A commercial telecommunications network operated by a service provider supports voice and data communications between customer locations and includes an access network and a core network. Generally, customer devices communicatively couple to the access network, which in turn connects to the core network. The access network includes what many people refer to as “the last mile,” that is, the connectivity from a customer location, such as an office building, to a point where a service provider has significant facilities, such as a metro hub or a “service edge” at the periphery of the core network. In contrast to the access network, the core network usually provides transport of large aggregate flows over long distances and handles the selective routing of each customer's voice and data traffic to other locations served by the network. The access network generally comprises a series of switches, aggregators, multiplexers, demultiplexers, routers, hubs, and the like which collectively serve to provide connectivity between customers' equipment and the core network.

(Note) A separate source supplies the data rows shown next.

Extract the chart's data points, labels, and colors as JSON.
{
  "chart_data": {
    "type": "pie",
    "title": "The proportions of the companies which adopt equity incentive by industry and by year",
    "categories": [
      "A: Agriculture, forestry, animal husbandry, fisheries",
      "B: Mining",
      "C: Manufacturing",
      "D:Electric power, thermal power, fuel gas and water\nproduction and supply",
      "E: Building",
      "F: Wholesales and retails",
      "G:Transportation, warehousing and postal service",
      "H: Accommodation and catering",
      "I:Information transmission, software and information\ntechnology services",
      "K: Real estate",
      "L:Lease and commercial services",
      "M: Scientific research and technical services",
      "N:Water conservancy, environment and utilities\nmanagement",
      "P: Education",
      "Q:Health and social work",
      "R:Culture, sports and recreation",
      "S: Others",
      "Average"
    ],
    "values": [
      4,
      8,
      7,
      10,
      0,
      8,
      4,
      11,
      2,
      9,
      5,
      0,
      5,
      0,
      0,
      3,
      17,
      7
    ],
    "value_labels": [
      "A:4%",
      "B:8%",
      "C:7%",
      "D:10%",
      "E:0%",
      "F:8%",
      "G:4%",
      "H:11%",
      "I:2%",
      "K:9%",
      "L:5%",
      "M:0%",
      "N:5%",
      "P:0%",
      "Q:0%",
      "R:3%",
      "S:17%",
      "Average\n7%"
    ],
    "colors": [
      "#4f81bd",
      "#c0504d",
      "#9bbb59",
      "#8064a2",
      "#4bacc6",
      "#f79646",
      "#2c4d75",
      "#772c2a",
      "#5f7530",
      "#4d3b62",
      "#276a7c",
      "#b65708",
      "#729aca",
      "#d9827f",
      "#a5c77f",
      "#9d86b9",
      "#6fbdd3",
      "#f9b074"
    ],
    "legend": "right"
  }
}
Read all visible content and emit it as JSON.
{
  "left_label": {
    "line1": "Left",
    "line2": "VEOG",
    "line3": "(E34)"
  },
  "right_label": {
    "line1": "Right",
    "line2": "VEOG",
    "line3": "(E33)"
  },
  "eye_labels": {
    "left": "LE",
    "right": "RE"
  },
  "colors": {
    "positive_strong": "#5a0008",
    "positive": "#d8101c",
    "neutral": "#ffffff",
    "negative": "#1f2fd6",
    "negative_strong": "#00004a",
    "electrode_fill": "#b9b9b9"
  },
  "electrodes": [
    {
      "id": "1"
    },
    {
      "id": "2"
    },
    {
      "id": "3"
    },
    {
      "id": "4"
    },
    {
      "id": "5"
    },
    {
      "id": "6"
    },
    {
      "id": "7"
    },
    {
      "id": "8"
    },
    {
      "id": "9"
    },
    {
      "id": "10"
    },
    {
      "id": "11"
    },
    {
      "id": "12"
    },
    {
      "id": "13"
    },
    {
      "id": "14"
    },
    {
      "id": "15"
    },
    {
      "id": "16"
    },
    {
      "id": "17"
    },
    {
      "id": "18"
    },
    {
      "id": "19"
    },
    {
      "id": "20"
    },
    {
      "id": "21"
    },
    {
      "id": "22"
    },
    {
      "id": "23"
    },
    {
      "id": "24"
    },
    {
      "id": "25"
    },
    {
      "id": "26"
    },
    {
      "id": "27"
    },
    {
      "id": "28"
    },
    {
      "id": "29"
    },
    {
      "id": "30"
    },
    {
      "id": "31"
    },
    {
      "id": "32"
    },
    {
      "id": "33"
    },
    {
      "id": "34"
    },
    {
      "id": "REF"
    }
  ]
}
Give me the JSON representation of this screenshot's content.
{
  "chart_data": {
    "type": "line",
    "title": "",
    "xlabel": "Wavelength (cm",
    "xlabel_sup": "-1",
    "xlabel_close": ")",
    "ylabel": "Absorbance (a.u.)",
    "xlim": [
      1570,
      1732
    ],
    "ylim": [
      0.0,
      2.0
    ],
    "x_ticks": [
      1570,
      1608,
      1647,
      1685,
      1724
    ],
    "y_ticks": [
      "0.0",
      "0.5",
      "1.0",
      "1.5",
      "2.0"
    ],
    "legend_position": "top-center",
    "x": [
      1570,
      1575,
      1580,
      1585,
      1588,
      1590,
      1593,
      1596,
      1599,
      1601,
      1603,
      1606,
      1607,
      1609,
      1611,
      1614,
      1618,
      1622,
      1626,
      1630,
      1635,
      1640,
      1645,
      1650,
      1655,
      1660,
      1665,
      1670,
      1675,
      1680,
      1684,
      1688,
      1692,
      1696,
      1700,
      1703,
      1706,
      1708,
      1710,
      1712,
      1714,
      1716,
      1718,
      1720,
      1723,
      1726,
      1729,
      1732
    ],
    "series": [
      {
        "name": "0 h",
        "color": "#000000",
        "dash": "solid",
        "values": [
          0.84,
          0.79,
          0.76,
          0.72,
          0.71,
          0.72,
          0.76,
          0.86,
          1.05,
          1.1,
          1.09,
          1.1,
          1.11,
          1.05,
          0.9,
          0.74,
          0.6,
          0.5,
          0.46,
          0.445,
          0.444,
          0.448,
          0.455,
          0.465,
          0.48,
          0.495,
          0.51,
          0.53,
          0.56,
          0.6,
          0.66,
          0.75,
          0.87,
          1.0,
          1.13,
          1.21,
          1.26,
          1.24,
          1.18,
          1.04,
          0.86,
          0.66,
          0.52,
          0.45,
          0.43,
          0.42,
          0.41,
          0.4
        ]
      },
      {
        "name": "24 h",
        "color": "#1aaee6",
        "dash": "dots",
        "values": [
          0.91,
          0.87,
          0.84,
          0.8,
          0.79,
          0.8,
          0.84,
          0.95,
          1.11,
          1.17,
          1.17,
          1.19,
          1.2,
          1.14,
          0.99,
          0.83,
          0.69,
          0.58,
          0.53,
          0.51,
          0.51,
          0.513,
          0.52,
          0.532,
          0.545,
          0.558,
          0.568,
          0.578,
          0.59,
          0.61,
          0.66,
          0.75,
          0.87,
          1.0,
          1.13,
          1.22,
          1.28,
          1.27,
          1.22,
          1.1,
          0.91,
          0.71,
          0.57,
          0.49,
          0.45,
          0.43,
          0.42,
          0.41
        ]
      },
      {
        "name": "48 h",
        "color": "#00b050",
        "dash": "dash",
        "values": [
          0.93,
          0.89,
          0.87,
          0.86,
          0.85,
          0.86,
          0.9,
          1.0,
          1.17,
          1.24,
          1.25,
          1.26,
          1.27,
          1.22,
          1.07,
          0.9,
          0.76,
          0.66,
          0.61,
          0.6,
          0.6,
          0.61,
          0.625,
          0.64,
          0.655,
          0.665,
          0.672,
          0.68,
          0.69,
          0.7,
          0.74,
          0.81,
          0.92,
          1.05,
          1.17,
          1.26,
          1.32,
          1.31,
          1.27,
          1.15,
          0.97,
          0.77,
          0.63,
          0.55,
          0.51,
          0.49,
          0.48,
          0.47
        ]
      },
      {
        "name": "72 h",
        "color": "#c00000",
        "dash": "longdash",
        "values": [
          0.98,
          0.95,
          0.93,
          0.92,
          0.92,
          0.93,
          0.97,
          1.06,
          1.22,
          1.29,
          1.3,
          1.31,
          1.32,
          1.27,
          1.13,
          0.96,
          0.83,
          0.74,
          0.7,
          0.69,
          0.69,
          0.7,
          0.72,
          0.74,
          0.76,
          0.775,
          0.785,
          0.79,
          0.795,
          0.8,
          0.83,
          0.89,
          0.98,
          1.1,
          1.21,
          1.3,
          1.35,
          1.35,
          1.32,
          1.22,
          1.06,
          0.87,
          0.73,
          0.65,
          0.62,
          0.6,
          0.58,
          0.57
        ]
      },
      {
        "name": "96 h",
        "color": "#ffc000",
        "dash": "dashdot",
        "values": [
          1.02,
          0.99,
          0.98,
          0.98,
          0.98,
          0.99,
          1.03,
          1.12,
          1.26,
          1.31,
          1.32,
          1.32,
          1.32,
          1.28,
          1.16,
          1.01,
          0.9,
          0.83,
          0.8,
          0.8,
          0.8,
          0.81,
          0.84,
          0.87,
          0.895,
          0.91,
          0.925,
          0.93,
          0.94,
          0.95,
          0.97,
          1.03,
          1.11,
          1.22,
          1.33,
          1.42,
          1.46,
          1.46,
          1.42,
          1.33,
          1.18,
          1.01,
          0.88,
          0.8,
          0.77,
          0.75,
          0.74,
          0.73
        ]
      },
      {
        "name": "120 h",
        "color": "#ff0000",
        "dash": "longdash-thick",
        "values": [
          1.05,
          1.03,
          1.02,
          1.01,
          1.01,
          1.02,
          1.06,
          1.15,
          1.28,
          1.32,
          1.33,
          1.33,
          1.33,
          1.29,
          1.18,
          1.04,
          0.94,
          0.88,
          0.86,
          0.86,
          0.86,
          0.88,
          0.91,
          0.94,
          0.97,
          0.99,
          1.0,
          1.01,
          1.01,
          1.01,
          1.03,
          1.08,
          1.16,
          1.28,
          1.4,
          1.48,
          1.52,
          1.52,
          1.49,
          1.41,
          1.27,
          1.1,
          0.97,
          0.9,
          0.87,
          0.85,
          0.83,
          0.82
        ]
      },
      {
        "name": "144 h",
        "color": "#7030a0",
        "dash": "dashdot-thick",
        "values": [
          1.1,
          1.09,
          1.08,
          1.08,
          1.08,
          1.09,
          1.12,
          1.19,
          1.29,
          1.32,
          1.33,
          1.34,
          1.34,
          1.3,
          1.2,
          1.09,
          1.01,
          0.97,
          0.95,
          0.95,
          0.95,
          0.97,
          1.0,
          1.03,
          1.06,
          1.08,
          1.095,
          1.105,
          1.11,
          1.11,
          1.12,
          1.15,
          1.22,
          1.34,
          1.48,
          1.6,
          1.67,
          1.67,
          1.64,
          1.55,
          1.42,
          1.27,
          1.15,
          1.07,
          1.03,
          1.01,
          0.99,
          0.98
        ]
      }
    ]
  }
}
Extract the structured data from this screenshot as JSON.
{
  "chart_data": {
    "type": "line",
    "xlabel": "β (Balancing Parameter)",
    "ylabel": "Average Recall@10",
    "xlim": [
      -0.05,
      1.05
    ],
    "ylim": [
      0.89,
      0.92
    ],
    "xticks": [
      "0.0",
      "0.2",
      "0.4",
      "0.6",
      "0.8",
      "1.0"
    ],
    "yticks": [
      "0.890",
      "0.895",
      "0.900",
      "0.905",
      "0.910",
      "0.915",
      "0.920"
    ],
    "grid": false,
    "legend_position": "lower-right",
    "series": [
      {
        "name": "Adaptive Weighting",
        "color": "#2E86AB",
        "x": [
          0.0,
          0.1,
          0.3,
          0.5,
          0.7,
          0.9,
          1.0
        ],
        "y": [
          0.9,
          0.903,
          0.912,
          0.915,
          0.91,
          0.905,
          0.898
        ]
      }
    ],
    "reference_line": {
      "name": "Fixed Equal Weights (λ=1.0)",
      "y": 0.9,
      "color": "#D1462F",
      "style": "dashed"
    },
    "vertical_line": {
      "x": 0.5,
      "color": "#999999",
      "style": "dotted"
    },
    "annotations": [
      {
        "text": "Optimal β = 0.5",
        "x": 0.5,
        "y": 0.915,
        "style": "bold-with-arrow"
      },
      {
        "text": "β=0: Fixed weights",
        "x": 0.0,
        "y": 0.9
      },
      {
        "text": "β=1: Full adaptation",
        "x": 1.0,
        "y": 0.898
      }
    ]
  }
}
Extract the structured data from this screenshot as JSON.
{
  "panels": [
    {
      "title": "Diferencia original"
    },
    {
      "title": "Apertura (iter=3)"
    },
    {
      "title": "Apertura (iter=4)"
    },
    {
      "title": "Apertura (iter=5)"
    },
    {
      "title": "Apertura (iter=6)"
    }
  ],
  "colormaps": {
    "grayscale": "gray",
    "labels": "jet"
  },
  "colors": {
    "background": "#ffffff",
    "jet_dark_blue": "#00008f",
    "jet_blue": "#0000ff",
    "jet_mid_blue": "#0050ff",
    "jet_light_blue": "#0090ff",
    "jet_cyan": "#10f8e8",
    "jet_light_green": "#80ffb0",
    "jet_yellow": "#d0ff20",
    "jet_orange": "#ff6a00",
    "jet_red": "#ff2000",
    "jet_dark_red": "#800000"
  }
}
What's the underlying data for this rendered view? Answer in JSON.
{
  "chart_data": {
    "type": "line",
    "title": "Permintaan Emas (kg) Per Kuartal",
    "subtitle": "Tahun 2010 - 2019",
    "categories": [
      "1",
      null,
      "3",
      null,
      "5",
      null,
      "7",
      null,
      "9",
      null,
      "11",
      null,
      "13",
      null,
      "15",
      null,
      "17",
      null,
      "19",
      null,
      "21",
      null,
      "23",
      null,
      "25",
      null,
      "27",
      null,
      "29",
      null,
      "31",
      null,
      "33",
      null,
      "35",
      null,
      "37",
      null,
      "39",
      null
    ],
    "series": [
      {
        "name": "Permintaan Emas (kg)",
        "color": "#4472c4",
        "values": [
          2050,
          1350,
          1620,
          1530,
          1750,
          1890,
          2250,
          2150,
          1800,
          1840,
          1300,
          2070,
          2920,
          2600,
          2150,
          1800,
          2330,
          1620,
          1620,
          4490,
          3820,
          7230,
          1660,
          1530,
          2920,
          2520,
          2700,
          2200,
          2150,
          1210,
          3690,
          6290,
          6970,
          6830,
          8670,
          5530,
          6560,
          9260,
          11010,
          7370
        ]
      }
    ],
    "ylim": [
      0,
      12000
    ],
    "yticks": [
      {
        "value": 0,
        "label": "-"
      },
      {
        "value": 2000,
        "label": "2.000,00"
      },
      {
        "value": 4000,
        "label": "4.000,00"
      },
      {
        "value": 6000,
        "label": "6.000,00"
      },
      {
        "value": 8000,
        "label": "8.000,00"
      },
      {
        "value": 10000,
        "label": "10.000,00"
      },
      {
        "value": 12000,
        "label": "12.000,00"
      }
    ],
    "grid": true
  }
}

The services required by customers, residential or business, vary greatly in the type of access services, bandwidth, quality of service (QoS), type of legacy equipment, and the like. Types of services typically include frame relay services, asynchronous transfer mode (ATM) services, broadband services, and the like. Typically, an access network provides switching or routing of some nature for each of these types of services independently, which in turn requires the access service provider to provision each of these services separately. In particular, the access service provider must be capable of meeting the customer's current and future needs in terms of bandwidth, QoS, and the like.
Generally, each type of service utilizes different interface and framing standards, and in particular, each type of service typically utilizes a different set of protocols. As a result, current access network elements must be equipped to interface with and operate upon flows for each type of service the elements are expected to handle. Each network element in an access network presently must deal with the particular format, addressing and protocol aspects of each type of access communication service it supports. This makes for costly and complex network elements and interferes with having flexibility to accommodate rapid shifts in resources allocated to different flows or different service types and to accommodate adoption of new service types. Accordingly, there is a need for a switch, or other access network elements, to process flows conforming to a variety of service types and to route or switch traffic flows between a large number of customer premise equipments and one or more service edges. There is also a need for such a network element to manage and process flows in a manner that enhances scalability of the access network in handling a large number of flows. This includes the managing and processing of real-time flows that require expeditious handling, such as packet telephony signals.